The oldest mosaics, in the chapels of the Holy Souls and St Gregory and St Augustine, were executed by good commercial firms but they were quickly superseded by artists of the Arts & Crafts Movement, notably Robert Anning Bell, Robert Weir Schultz and Eric Gill. Schultz’s triumph is the chapel of St Andrew, given by Lord Bute, with its gold fish-scale ceiling and fish-strewn floor which is in a class of its own, unachieved by any of its companions. Bell designed the tympanum over the west door and the reredos of the Lady Chapel. Gill designed mosaics for the sanctuary and apse but none were executed. Then came the Russian Boris Anrep, one of the leading mosaicists of his generation, who had a lifelong connection with the cathedral and whose mosaics in the Blessed Sacrament chapel, finished in 1962, represent a considerable c20 artistic achievement.

The story of the Westminster mosaics is often an unhappy one, fraught with rivalries, interference and bad judgment. Cardinal Bourne and Cardinal Griffin were men of strong views but mediocre taste. Bourne made a mistake by appointing Gilbert Pownall on purely religious grounds to complete the Lady Chapel mosaics and design new ones for the sanctuary tympanum arch and eastern half-dome. This provoked Edward Hutton, a Byzantinist, to draft a letter of protest to The Times, signed by leading artists, architects and critics. Bourne ignored the letter, died soon after, and was succeeded by Cardinal Hinsley. Hinsley took the criticism seriously, dismissed Pownall, took down the partly-completed mosaics in the apse and was prepared to remove the completed tympanum mosaics.

This controversy led to the formation of an Art Committee in 1936 which promoted a new design by Gill which only the intervention of the war prevented. Griffin tried to work without the committee but Hutton again stepped in after bad decisions had been made, and from 1953 the cathedral has benefited from its advice.

Rivalries have also troubled the mosaic’s progress. Aelred Bartlett, who did more than anybody to find suitable marble for the piers and revetment, wanted to take the completion of the mosaics in charge according to Bentley’s intentions and actually designed some of them. But he did not get on with Sir John Rothenstein and the Art Committee rejected his designs for the chapel of St Paul. While the recent mosaics by Christopher Hobbs in St Joseph’s and St Thomas Becket’s chapels, though received with ‘delight and appreciation’ by the public, inspired an incongruous idea of using Young (now Middle Aged) British Artists for future work, but the cathedral has so far escaped pickled sharks and video installations.
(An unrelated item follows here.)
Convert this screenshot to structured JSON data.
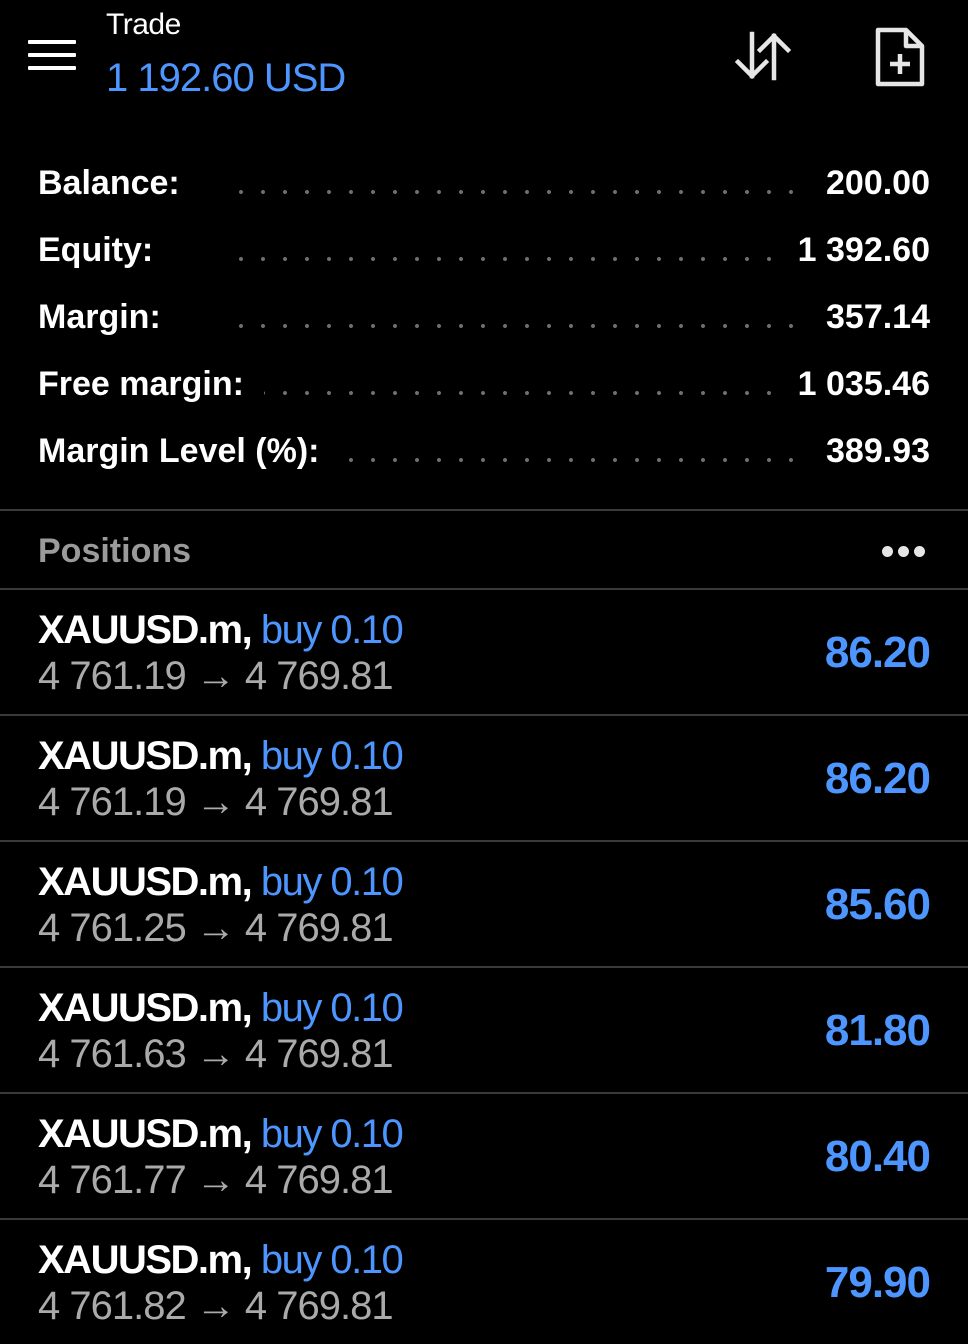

Rogers includes chapters on individual mosaicists: George Bridge, Gertrude Martin (the only woman master mosaicist in the country), Gaetano Meo, Anrep and Tessa Hunkin. After the suspension of work on mosaics by Cardinal Heenan in 1965, since 2000 the project has resumed. Two chapels and new panels have been completed and these have been executed by Tessa Hunkin and her team from the Mosaic Workshop. Currently, proposals are being considered for putting mosaics on the high levels. Westminster Cathedral has the potential of engaging in one of the most noteworthy English works of artistic patronage of the present time, and the next 100 years promise to be as creative as the first.